Breast

Imaging Methods

Breast imaging generally refers to mammography. Mammography can detect a significant number of tumors not found by palpation or self-breast examination. Even if a mass is palpable, there are no reliable physical characteristics to distinguish benign from malignant lesions. The U.S. Preventive Services Task Force (USPSTF) has concluded that evidence is insufficient to assess the benefits and harms of a clinical breast examination in women 40 years or older. The primary purpose of mammography is to detect small breast cancers and, by so doing, to improve outcomes. In young women, the breast is often extremely dense. The density of normal fibroglandular tissue is the same as the density of a carcinoma. In young women, not only is the incidence of breast cancer low, but it is also very difficult to tell whether a cancer is present amid the normal parenchyma. As women age, fatty replacement of the breast and atrophy of the parenchyma occur. Because fat is lucent (dark) on a mammogram and cancer is dense (white), tumors are more easily visualized as a woman ages. The amount of dense fibroglandular tissue is partly due to hormonal stimulation. In older women receiving estrogen replacement therapy, the density of the breast tissue increases, making tumors more difficult to see ( Fig. 4.1 ). The density of the breast also increases during pregnancy and lactation; however, screening and evaluation of pregnancy-associated breast cancer with digital mammography or tomography is usually appropriate.

Mammograms are done for two distinct purposes: (1) screening and (2) workup of an abnormality. Standard mammogram images are like other plain x-rays in that they are two-dimensional (2D) images of three-dimensional (3D) structures. Projections are usually obtained in what are referred to as the craniocaudal (CC; superior to inferior) and medial lateral oblique (MLO) views. The latter, a somewhat angled lateral view, allows better visualization of the tail of the breast tissue as it extends out toward the axilla than is possible on a true lateral view. On the CC view, it is often not easy to tell which is the medial and which is the lateral aspect. By convention, the identifying markers or technologist’s initials are placed along the lateral edge of the breast.

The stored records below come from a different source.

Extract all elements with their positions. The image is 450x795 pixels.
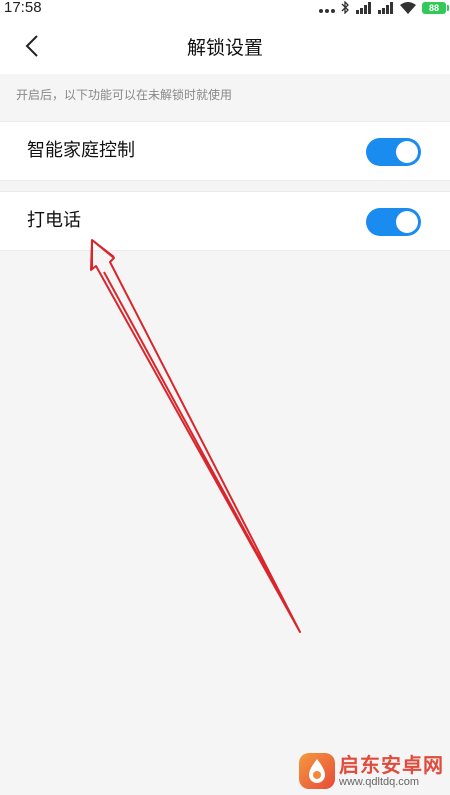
watermark-url: www.qdltdq.com: [339, 775, 420, 788]
status-time: 17:58: [4, 0, 42, 16]
setting-row-phone-call[interactable]: 打电话: [0, 191, 450, 251]
bluetooth-icon: [341, 0, 350, 18]
page-title: 解锁设置: [186, 37, 263, 59]
setting-row-smart-home[interactable]: 智能家庭控制: [0, 121, 450, 181]
hint-text: 开启后，以下功能可以在未解锁时就使用: [16, 88, 233, 102]
status-icons: 88: [319, 0, 449, 18]
status-bar: 17:58 88: [0, 0, 450, 18]
setting-label: 打电话: [27, 210, 81, 231]
annotation-arrow: [90, 239, 301, 633]
header: 解锁设置: [0, 18, 450, 74]
chevron-left-icon: [25, 34, 39, 62]
watermark: 启东安卓网 www.qdltdq.com: [299, 753, 444, 789]
watermark-name: 启东安卓网: [339, 752, 444, 777]
signal-icon-2: [378, 0, 394, 18]
signal-icon-1: [356, 0, 372, 18]
setting-label: 智能家庭控制: [27, 140, 135, 161]
watermark-logo-icon: [299, 753, 335, 789]
watermark-text: 启东安卓网 www.qdltdq.com: [339, 754, 444, 788]
wifi-icon: [400, 0, 416, 18]
back-button[interactable]: [14, 30, 50, 66]
phone-call-toggle[interactable]: [366, 208, 421, 236]
dots-icon: [319, 0, 335, 18]
toggle-knob: [396, 141, 418, 163]
smart-home-toggle[interactable]: [366, 138, 421, 166]
toggle-knob: [396, 211, 418, 233]
battery-icon: 88: [422, 2, 449, 14]
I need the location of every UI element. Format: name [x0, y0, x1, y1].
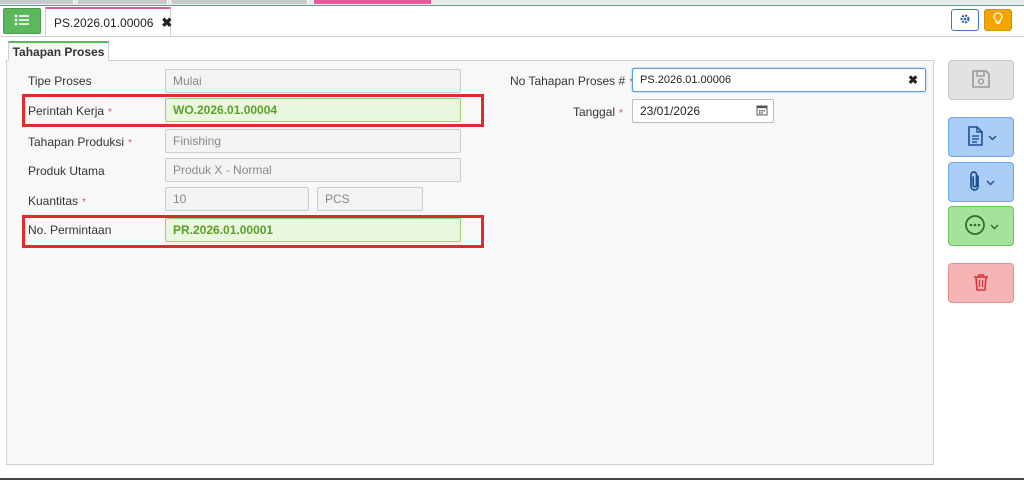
tab-tahapan-proses[interactable]: Tahapan Proses: [8, 41, 109, 61]
tips-button[interactable]: [984, 9, 1012, 31]
tahapan-produksi-label: Tahapan Produksi *: [28, 135, 132, 149]
save-icon: [970, 68, 992, 93]
accent-line: [0, 5, 1024, 6]
no-tahapan-proses-label: No Tahapan Proses #*: [510, 74, 633, 88]
delete-button[interactable]: [948, 263, 1014, 303]
highlight-box: [22, 94, 484, 127]
chevron-down-icon: [986, 175, 995, 189]
chevron-down-icon: [988, 130, 997, 144]
document-tab[interactable]: PS.2026.01.00006 ✖: [45, 7, 172, 37]
document-icon: [966, 125, 984, 149]
top-tab-segment[interactable]: [78, 0, 168, 4]
top-tab-segment-active[interactable]: [314, 0, 432, 4]
lightbulb-icon: [993, 12, 1003, 28]
clear-icon[interactable]: ✖: [908, 73, 918, 87]
tipe-proses-label: Tipe Proses: [28, 74, 92, 88]
tabbar-divider: [0, 36, 1024, 37]
tanggal-label: Tanggal *: [573, 105, 623, 119]
list-icon: [14, 14, 30, 29]
produk-utama-label: Produk Utama: [28, 164, 105, 178]
top-tab-segment[interactable]: [172, 0, 308, 4]
menu-button[interactable]: [3, 8, 41, 34]
attachment-menu-button[interactable]: [948, 162, 1014, 202]
highlight-box: [22, 215, 484, 248]
more-actions-button[interactable]: [948, 206, 1014, 246]
tahapan-produksi-field[interactable]: Finishing: [165, 129, 461, 153]
document-tab-title: PS.2026.01.00006: [54, 16, 154, 30]
tab-label: Tahapan Proses: [12, 44, 105, 59]
save-button[interactable]: [948, 60, 1014, 100]
paperclip-icon: [968, 170, 982, 195]
kuantitas-label: Kuantitas *: [28, 194, 86, 208]
unit-field[interactable]: PCS: [317, 187, 423, 211]
calendar-icon[interactable]: [756, 104, 768, 119]
chevron-down-icon: [990, 219, 999, 233]
more-icon: [964, 214, 986, 239]
document-menu-button[interactable]: [948, 117, 1014, 157]
settings-button[interactable]: [951, 9, 979, 31]
no-tahapan-proses-input[interactable]: PS.2026.01.00006 ✖: [632, 68, 926, 92]
tipe-proses-field[interactable]: Mulai: [165, 69, 461, 93]
gear-icon: [959, 13, 971, 28]
top-tab-segment[interactable]: [0, 0, 74, 4]
kuantitas-field[interactable]: 10: [165, 187, 309, 211]
produk-utama-field[interactable]: Produk X - Normal: [165, 158, 461, 182]
form-panel: Tipe Proses Mulai Perintah Kerja * WO.202…: [6, 60, 934, 465]
tanggal-input[interactable]: 23/01/2026: [632, 99, 774, 123]
close-icon[interactable]: ✖: [161, 15, 172, 31]
trash-icon: [973, 273, 989, 294]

Workup mammograms have special views and often use magnified images. At the present time, all mammograms are done using full-field digital mammography (FFDM) receptors and not film. This has allowed a radiation dose reduction of about 25%, as well as having immediate images to view.

In the last decade, there has been increasing use of a technique known as digital breast tomosynthesis (DBT). With this technique, the x-ray tube rotates over a 15- to 50-degree arc and allows computer manipulation of the dataset to create images in several planes of the breast thickness. Objects not in the plane selected are blurred out. Breast doses are reasonably comparable from either a two-view FFDM or one-view DBT. Some centers use a full-field digital mammogram combined with a one-view tomosynthesis (doubling the normal breast dose), and others may use a combined full-field digital mammogram and two-view tomosynthesis. Recently, the situation has become more complicated as it is possible to use the same 3D tomosynthesis dataset to compute a synthetic 2D image, obviating the need for the standard full-field digital mammogram. Tomosynthesis has been shown to increase cancer detection rate slightly above that for a screening mammogram (from about 6/1000 to about 7/1000). One main value of tomosynthesis during screening is that there can be rapid resolution of apparent abnormalities caused by the superimposition of normal structures, which obviates the need to call back many patients for a workup mammogram.

Ultrasound examination is often used as an adjunct to mammography to determine whether a lesion is solid or cystic and to localize the lesion for needle biopsy. Ultrasound can be a useful method in conjunction with diagnostic mammogram, but should not be relied on as a screening method for breast cancer. Computed tomography scanning is not indicated for examination of the breast. There are nuclear medicine techniques to image breast lesions (breast-specific gamma imaging and positron emission mammography), but their radiation dose is 15 to 30 times higher than from a digital mammogram, and their use for screening is not indicated. Magnetic resonance imaging (MRI) is occasionally used in select patients, including for screening of women with more than a 20% lifetime probability of breast cancer, or for problem solving.

Interpretation and Workup

Great variation is often found among women in the appearance of their breast tissue. Fortunately, most women have symmetric tissue when one breast is compared with the other. Any asymmetries in density should be examined carefully because they may represent a cancer ( Fig. 4.2 ). In addition to asymmetric masses, another sign of breast cancer is tiny grouped calcifications. Often called microcalcifications , these are usually fine (approximately ≤1 mm), linear, and with pleomorphic, or branching morphology. Most women, as they age, have benign calcifications within the breast. These are usually rounded calcifications greater than 2 mm in diameter ( Fig. 4.3 ). In women over the age of 60 years, serpiginous calcifications can normally be seen within the blood vessel walls. Associated indirect signs of malignancy also may be present. These include focal skin thickening or dimpling due to an underlying tumor, unilateral nipple retraction, and vascular asymmetry (increased vascularity due to the tumor).